It’s my 27th birthday. I like the number 27: Two primes, the product of a square and its root (3 and 9). I don’t especially like the age 27, though. You might consider it just over the hill of youth (unless you’re Bush, for whom youth reached well into his 30s), but it’s also just under the milestone of 30, which is what I’m really sort of stretching for. The average age of my friends is probably 40 or 45, and I’m one of the rosy-cheeked babies. I feel guilty at times when my friends have cause to reflect on my age; maybe they feel weird for having such a young friend, like a guy my age dating a high school girl (except that such a guy apparently doesn’t feel so bad about it). 28 will be better, I think. At 27, I’m still firmly entrenched in the 20s, but at 28, I’ll be mounting the springboard into the 30s.
Some people who share my birthday include the following:
- Laura Dern
- George Stephanopoulos
- Greg Norman
- Robert Wagner
- Lon Chaney Jr.
- Bertolt Brecht
- Jimmy Durante
None of these people excite me a great deal. I doubt I excite them either.
Once at a summer program I attended, I met a guy who not only had the same birthday as me but also had the same name spelled the same way (not all that common). We were pretty much opposites in terms of personality, though. He was outgoing and rambunctious, while I was shy and reserved. I always rather liked sharing a name with the movie about a kid robot who saved the world. His name was an acronym for Data Analyzing Robot Youth Lifeform. Pretty vapid from a technical point of view, but I sure dug it when I was 9.
I believe I’ll be the same age when my pending child is born as my dad was when his first child (my sister) was born.

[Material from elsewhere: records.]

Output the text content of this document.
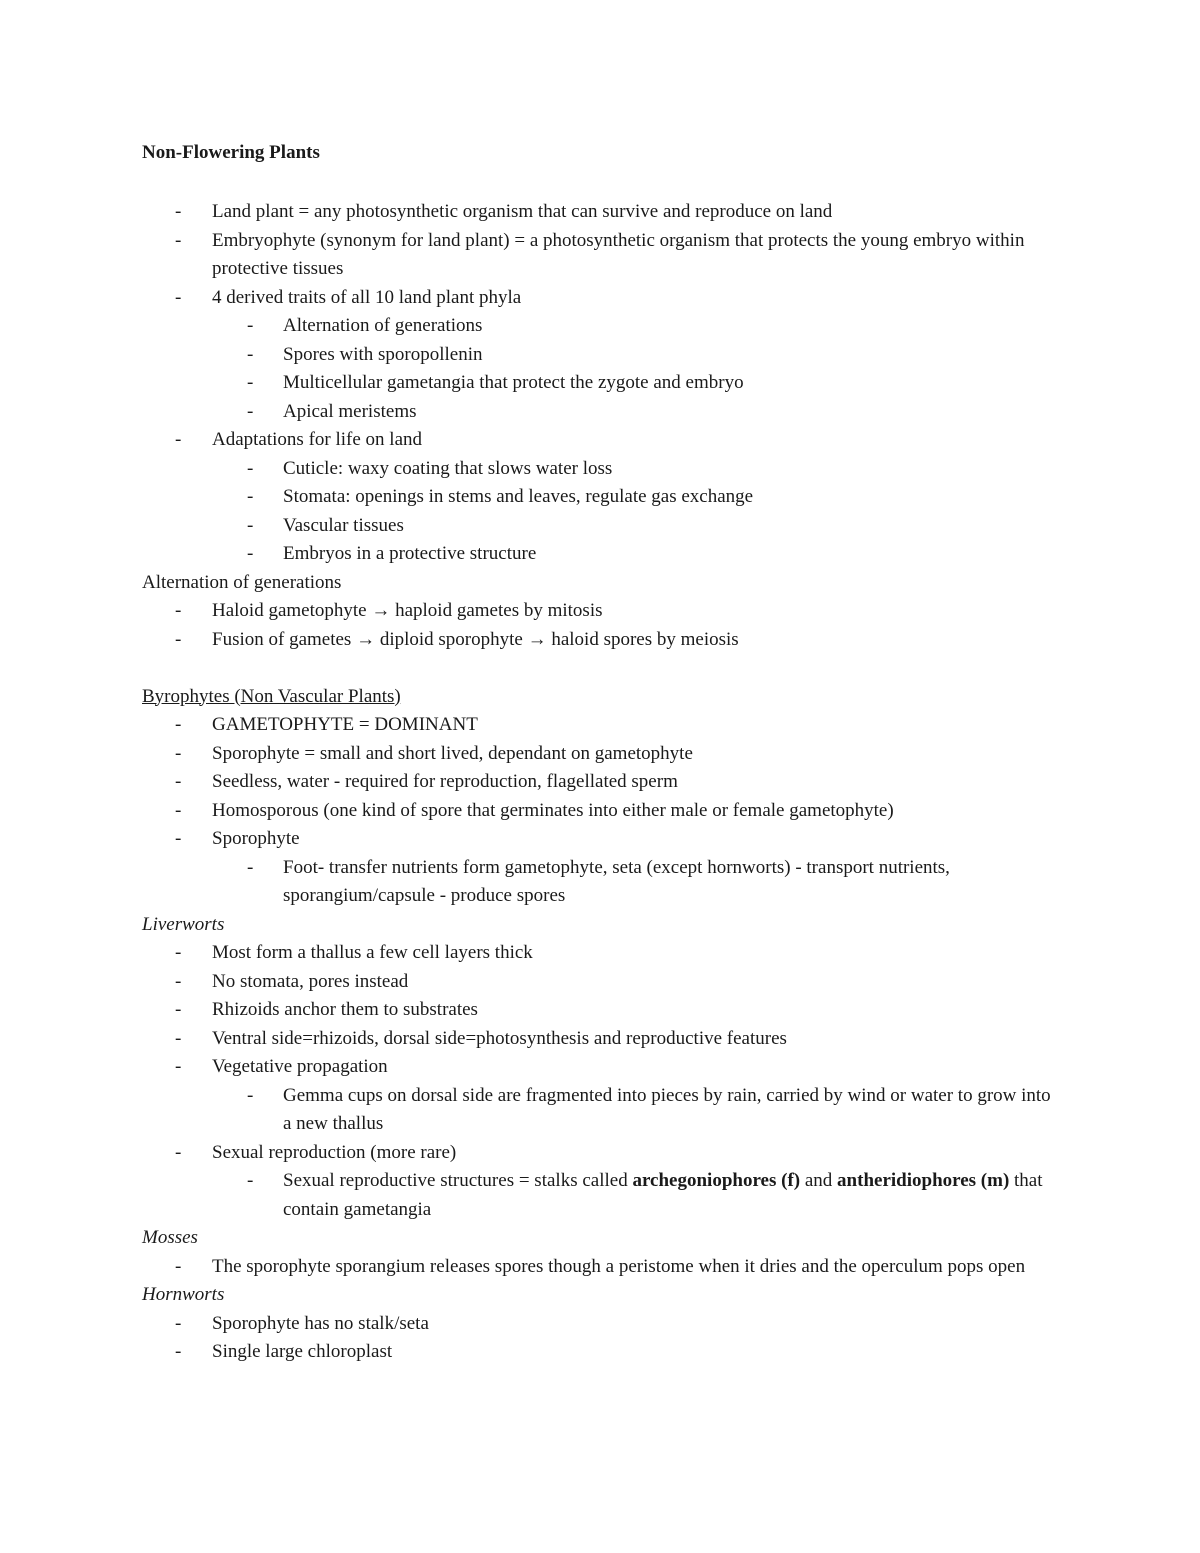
Non-Flowering Plants

- Land plant = any photosynthetic organism that can survive and reproduce on land
- Embryophyte (synonym for land plant) = a photosynthetic organism that protects the young embryo within protective tissues
- 4 derived traits of all 10 land plant phyla
- Alternation of generations
- Spores with sporopollenin
- Multicellular gametangia that protect the zygote and embryo
- Apical meristems
- Adaptations for life on land
- Cuticle: waxy coating that slows water loss
- Stomata: openings in stems and leaves, regulate gas exchange
- Vascular tissues
- Embryos in a protective structure

Alternation of generations

- Haloid gametophyte → haploid gametes by mitosis
- Fusion of gametes → diploid sporophyte → haloid spores by meiosis

Byrophytes (Non Vascular Plants)

- GAMETOPHYTE = DOMINANT
- Sporophyte = small and short lived, dependant on gametophyte
- Seedless, water - required for reproduction, flagellated sperm
- Homosporous (one kind of spore that germinates into either male or female gametophyte)
- Sporophyte
- Foot- transfer nutrients form gametophyte, seta (except hornworts) - transport nutrients, sporangium/capsule - produce spores

Liverworts

- Most form a thallus a few cell layers thick
- No stomata, pores instead
- Rhizoids anchor them to substrates
- Ventral side=rhizoids, dorsal side=photosynthesis and reproductive features
- Vegetative propagation
- Gemma cups on dorsal side are fragmented into pieces by rain, carried by wind or water to grow into a new thallus
- Sexual reproduction (more rare)
- Sexual reproductive structures = stalks called archegoniophores (f) and antheridiophores (m) that contain gametangia

Mosses

- The sporophyte sporangium releases spores though a peristome when it dries and the operculum pops open

Hornworts

- Sporophyte has no stalk/seta
- Single large chloroplast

Birthdays are always a little disappointing to me nowadays. Holidays in general are, probably because holidays tend to focus on kids. Compared to the incomparable excitement I felt in anticipation of birthdays and other holidays as a kid, these celebrations stand out less vibrantly now that I’m all grown up. It’s not so much the presents and the to-do I miss (as I sometimes find these things awkward to accept) as it is the fact of the excitement. As my child grows up, I imagine some of this excitement will return and that I’ll be able to experience it vicariously through her.